No need to make a federal case of it
Apparently one of the top anthems of my misspent youth is now an open invitation to be arrested:
British anti-terrorism detectives escorted a man from a plane after a taxi driver had earlier become suspicious when he started singing along to a track by punk band The Clash, police said Wednesday.Detectives halted the London-bound flight at Durham Tees Valley Airport in northern England and Harraj Mann, 24, was taken off.
The taxi driver had become worried on the way to the airport because Mann had been singing along to The Clash's 1979 anthem "London Calling," which features the lyrics "Now war is declared -- and battle come down" while other lines warn of a "meltdown expected."

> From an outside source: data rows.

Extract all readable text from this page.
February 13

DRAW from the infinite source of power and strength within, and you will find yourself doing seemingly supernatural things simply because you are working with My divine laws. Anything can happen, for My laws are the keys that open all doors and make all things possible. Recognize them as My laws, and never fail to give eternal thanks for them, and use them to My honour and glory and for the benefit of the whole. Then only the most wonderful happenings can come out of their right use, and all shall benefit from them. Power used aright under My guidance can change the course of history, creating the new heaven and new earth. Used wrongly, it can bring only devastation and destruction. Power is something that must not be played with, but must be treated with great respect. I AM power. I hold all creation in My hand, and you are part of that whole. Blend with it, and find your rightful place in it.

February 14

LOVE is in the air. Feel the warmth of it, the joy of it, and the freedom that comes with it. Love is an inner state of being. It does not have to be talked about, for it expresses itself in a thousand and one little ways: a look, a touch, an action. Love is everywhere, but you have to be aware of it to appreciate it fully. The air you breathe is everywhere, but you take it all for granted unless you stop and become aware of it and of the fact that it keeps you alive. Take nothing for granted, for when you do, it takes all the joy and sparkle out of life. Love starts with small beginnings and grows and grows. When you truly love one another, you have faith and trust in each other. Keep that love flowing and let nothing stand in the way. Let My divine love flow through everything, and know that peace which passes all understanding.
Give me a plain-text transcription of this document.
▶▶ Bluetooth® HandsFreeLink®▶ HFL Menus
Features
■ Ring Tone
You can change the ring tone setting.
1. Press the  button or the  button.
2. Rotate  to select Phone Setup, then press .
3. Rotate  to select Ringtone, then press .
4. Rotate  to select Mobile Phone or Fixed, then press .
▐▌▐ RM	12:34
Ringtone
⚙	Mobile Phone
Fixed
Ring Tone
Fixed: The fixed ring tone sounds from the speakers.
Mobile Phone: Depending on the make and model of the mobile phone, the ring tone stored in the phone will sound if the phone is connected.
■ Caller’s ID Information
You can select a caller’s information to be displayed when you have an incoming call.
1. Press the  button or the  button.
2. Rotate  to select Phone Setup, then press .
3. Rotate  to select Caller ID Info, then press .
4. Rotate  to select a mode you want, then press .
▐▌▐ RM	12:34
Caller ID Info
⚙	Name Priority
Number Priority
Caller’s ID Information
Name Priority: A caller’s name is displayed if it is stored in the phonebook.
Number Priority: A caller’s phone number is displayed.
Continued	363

Mann told British newspapers the taxi had been fitted with a music system which allowed him to plug in his MP3 player and he had been playing The Clash, Procol Harum, Led Zeppelin and the Beatles to the driver.
"He didn't like Led Zeppelin or The Clash but I don't think there was any need to tell the police," Mann told the Daily Mirror.
For the very young and very old, The Clash were, for a time during which the Rolling Stones weren't using the title, The World's Greatest Rock 'n' Roll Band. The 1979 double album "London Calling" is widely considered the greatest punk album of all time and one of the four or five greatest rock 'n' roll albums of all time. This is not, in other words, obscure stuff.
That said, if I were driving a cab and a fare insisted on playing Procol Harum at me, I'd dump him on the side of the road.
But I don't think I'd have to get Homeland Security involved.